Another Sub-Par Collection Of U.S. Economic Reports
From the Bitcoin recovery to the DJIA pushing all-time highs, there are many financial stories headlining 2019. One of the least covered has been the relative performance of the U.S. real estate market. With stock values and unemployment near historic levels, one would think that real estate is the play of the year. Today’s numbers showed us that isn’t exactly the case:
Event Actual Projected Previous
Housing Price Index (MoM, April) 0.4% 0.2% 0.1%
S&P/Case-Shiller Home Prices Indices (YoY, April) 2.5% 2.6% 2.6%
New Home Sales (MoM, May) 0.626M 0.680M 0.679M
New Home Sales Change (MoM, May) -7.8% 1.9% -3.7%
Richmond FED Index (June) 3 5 5
The eyebrow-raiser of this group is the drop in New Home Sales for May. Once again, the May/June/July/August months represent the premium home selling season in the U.S. To see New Home Sales from April to May underperform expectations by nearly 10% is alarming.
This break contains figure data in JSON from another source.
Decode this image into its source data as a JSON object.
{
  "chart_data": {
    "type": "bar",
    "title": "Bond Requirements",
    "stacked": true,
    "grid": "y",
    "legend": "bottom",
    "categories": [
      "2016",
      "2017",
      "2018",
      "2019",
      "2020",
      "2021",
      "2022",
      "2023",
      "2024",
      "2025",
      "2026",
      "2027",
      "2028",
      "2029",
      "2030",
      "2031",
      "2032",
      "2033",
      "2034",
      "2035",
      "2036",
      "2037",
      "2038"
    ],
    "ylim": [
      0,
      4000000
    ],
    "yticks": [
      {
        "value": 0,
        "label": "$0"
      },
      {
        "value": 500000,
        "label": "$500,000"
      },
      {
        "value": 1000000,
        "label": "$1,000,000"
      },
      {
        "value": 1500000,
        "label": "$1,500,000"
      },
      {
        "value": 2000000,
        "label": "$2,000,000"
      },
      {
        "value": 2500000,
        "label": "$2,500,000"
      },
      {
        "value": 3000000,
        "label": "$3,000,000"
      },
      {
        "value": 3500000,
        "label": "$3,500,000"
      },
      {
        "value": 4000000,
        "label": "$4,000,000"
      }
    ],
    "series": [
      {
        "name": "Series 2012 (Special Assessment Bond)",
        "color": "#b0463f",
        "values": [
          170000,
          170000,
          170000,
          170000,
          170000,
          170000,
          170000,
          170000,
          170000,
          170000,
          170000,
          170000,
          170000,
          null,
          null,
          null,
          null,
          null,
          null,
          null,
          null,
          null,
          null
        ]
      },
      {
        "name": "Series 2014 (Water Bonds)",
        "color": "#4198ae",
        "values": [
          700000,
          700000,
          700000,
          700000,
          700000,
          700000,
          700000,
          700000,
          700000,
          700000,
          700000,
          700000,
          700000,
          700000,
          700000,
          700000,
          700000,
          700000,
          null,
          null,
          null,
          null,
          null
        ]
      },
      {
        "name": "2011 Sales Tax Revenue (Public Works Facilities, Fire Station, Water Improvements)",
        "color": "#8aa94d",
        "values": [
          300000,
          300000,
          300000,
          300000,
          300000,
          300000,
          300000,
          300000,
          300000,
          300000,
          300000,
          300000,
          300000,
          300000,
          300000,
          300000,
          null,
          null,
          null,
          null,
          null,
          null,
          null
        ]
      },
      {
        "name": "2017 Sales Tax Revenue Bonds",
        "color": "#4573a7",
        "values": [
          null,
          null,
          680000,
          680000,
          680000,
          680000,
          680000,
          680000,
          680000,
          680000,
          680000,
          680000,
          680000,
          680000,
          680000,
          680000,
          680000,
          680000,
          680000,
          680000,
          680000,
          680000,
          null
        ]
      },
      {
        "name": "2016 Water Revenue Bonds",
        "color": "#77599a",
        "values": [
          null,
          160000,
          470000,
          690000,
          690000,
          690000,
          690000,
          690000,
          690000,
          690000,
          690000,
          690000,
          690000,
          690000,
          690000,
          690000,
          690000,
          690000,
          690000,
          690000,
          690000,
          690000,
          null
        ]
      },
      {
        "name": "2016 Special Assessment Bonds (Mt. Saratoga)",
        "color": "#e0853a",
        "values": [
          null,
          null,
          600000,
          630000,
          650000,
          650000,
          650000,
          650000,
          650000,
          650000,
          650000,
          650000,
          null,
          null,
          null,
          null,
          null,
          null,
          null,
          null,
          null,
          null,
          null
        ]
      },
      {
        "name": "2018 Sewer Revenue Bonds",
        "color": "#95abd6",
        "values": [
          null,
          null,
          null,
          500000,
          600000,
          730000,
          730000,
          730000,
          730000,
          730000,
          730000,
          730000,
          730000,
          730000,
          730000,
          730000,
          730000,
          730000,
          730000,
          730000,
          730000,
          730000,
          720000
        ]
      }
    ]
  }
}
This tells us that not only are buyers passing on more expensive housing alternatives, but builders are also scaling back new construction.
In addition to the dismal New Home Sales figures, the S&P Case-Shiller Price Index shows a decrease year-over-year. According to the index, home prices are barely beating the sluggish inflation rate. Also, not a good sign.
To cap things off, the Richmond FED Manufacturing Index (June) has come in well beneath projections. This furthers the trend of lagging regional FED numbers, suggesting that economic conditions are degrading throughout the country.
All in all, today’s reports are not giving investors any reassurance toward the coming U.S. economic outlook. Perhaps those calling for an end-of-2019 recession are on to something after all.